Caso o presidente norte-americano tenha, de facto, no seu horizonte, o objectivo de alargar o seu império ao sector do jogo em Macau, tal facto marcaria o seu regresso a esta indústria. No início da década de 1990, os casinos de Trump em Atlantic City, uma das mecas do apostadores nos EUA, perfaziam um terço das receitas totais do jogo naquela cidade, segundo o South China Morning Post. No entanto, em Fevereiro do ano passado, a “Trump Organization” vendeu as suas acções na “Trump Entertainment Resorts”, empresa responsável por operar os casinos em Atlantic City.

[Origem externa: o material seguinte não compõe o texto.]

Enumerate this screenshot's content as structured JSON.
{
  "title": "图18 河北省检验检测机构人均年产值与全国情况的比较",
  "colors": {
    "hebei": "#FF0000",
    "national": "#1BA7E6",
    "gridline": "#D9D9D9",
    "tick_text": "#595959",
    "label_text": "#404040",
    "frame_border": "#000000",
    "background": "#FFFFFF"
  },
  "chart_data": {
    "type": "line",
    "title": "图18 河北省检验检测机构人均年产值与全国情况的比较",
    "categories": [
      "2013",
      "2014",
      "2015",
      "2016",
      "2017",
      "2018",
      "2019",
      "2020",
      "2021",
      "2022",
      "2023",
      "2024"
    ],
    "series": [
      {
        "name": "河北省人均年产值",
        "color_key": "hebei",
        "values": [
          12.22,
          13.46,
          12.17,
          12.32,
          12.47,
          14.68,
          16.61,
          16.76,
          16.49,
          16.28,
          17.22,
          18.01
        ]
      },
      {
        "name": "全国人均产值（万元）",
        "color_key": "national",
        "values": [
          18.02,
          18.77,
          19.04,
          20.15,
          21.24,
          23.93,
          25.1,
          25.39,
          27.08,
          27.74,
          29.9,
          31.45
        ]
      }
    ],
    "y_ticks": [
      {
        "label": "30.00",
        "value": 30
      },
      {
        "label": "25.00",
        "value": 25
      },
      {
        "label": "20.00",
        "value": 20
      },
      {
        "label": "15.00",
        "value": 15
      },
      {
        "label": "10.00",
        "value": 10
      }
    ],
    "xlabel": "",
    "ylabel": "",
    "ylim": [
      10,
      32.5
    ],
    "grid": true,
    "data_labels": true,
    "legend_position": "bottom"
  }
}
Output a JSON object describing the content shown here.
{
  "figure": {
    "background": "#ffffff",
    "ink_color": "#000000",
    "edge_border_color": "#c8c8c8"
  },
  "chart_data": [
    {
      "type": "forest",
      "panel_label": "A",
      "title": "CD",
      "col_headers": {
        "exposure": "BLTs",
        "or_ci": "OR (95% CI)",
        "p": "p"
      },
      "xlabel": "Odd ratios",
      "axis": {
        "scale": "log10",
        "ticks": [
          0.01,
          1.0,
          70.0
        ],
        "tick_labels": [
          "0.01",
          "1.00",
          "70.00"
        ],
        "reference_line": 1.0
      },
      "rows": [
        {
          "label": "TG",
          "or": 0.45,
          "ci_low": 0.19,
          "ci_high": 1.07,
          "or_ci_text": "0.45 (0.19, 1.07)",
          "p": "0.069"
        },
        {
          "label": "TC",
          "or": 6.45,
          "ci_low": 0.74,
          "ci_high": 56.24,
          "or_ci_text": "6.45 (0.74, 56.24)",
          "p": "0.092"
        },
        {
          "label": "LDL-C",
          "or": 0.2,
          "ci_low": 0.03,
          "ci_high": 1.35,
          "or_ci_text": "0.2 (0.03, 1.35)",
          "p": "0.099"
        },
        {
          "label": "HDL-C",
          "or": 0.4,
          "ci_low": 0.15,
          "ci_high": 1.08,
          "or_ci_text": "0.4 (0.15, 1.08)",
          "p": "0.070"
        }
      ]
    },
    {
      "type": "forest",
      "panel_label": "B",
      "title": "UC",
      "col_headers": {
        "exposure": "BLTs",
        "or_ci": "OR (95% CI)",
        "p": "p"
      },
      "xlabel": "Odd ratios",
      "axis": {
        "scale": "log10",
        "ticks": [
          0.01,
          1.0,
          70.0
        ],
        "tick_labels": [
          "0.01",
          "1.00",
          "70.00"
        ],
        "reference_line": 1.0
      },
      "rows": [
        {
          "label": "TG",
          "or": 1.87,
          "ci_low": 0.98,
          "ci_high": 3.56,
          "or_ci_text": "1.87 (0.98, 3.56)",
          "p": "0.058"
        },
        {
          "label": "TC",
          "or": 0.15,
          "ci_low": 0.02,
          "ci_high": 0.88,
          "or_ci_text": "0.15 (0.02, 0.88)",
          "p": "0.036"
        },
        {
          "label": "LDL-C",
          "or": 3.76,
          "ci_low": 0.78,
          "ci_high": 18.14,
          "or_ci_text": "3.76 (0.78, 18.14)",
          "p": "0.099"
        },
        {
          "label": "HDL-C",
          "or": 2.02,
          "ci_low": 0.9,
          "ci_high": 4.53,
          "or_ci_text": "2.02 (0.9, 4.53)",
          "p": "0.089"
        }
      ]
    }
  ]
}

Em 2001, Donald Trump apresentou uma proposta para adquirir uma das três licenças de jogo em Macau. Na altura, um dos investidores que se juntou ao actual presidente norte-americano, embora de forma indirecta, foi Ng Lap Seng, o magnata de Macau recentemente condenado nos EUA por subornar altos funcionários da Organização das Nações Unidas.

 

Trump está apenas a usar o cargo de Presidente para acelerar registo de marcas

 

Em declarações à agência Lusa, o mesmo analista de jogo da consultora IGamix desvalorizou estas notícias, já que o registo de marcas é muito comum em Macau e não deve ser lido como sinal de que a empresa irá definitivamente operar.

“Não acho que seja muito significativa esta decisão de registar o nome da marca em Macau. Acredito que está a olhar para todo o mundo e está a usar o facto de estar neste cargo para acelerar o patenteamento dos direitos de autor da sua marca em todo o mundo, em diferentes jurisdições”, disse.

Ben Lee destaca que esta utilização do cargo tem-se revelado particularmente útil na China que “tem sido sempre muito lenta a aprovar registos de marca”.

“Vimos que assim que Trump tomou posse, a China imediatamente aprovou 30 e tal candidaturas que estavam pendentes há muito, muito tempo”, salientou.

Assim, para o analista, o registo em Macau é uma continuação dessa estratégia e não concretamente uma tentativa de entrar no mercado de jogo de Macau após expirarem as atuais licenças de concessão, entre 2020 e 2022.

Porém, tal não significa que o magnata não possa vir a fazê-lo e as probabilidades de ser bem-sucedido podem depender do cargo que ocupar na altura: “Coisas mais estranhas já aconteceram (…) Há a probabilidade de novas concessões em Macau. Se ele ficar no poder a probabilidade [de obter uma concessão] é muito maior do que se não estiver. O facto de a China ter aprovado candidaturas [de registo de marcas] que estavam pendentes há muito tempo indica que a China sabe o que está a fazer”.